(This is part two of a communion meditation. Part one appeared yesterday.)
When we remember the brutal reality of the cross we have the ultimate affirmative answer to the incessant quest for affirmation. When we remember that Jesus died, we remember that someone loved us completely.
We search for novelty because we don’t believe anything lasts. We think we need to keep finding the adrenaline rush of something new. We search for affirmation because we hate ourselves and we are looking for someone else to tell us differently. But a need for newness is never satisfied. Everything gets old. A need for affirmation from people is never satisfied. People will always get have needs themselves.
But then there is Jesus.
John writes that “when Jesus knew that his hour had come to depart out of this world to the Father, having loved his own who were in the world, he loved them to the end.”
Paul explains this when he writes, “God demonstrates his own love for us in this: While we were still sinners, Christ died for us.”
This bread, this cup, say to us once and for all, again and again, “I do love you, because I did love you then, because I always, everywhere, will love you.”

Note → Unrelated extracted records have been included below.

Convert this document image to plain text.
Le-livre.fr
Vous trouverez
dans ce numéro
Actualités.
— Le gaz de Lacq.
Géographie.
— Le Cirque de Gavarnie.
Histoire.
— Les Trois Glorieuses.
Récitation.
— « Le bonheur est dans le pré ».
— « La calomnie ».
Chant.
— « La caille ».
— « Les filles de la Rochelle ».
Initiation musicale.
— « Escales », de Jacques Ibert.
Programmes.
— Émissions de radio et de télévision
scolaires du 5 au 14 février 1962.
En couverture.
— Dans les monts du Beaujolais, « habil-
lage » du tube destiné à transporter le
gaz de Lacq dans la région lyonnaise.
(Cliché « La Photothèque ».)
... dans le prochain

They say this because Jesus talked about the bread and the cup and then, in twelve hours, was beaten. Was mocked. Was ridiculed. Experienced the worst of the humiliation we face. His body was broken. His blood dripped and then ran and then poured out.
And then he died. And then he was buried. And then he was raised. And then he talked to the disciples again. Fixed them fish.
But he never again ate bread and drank from the cup. Not yet.
The disciples, looking back, writing the words, knew the clear connection between what Jesus said and what he did. They understood that without the resurrection, this bread and cup would be merely morbid. Like eating the same last meal that an executed criminal ate. To remember his just execution.
No. They ate this meal to fight the novelty, to remember that nothing new is necessary. No innovations, no simulations. We have in Christ our once and future salvation. Our once and future hope rests entirely in the hands that broke the bread and shared the cup, that were broken and pierced, that are risen and ruling.
Broken once, shed once, remembered every time.
And when we think we are doing well, that we know exactly where God is taking us, and we are getting a little arrogant about the quality of our obedience, God sits us down at this table and reminds us that it isn’t our self-denial, it’s Christ’s death.
And when we are thinking we are doing poorly, we are even at this moment wondering what would happen if God and our mom found out about that, God sits us down and reminds us that it isn’t our badness or goodness, it’s Christ’s death.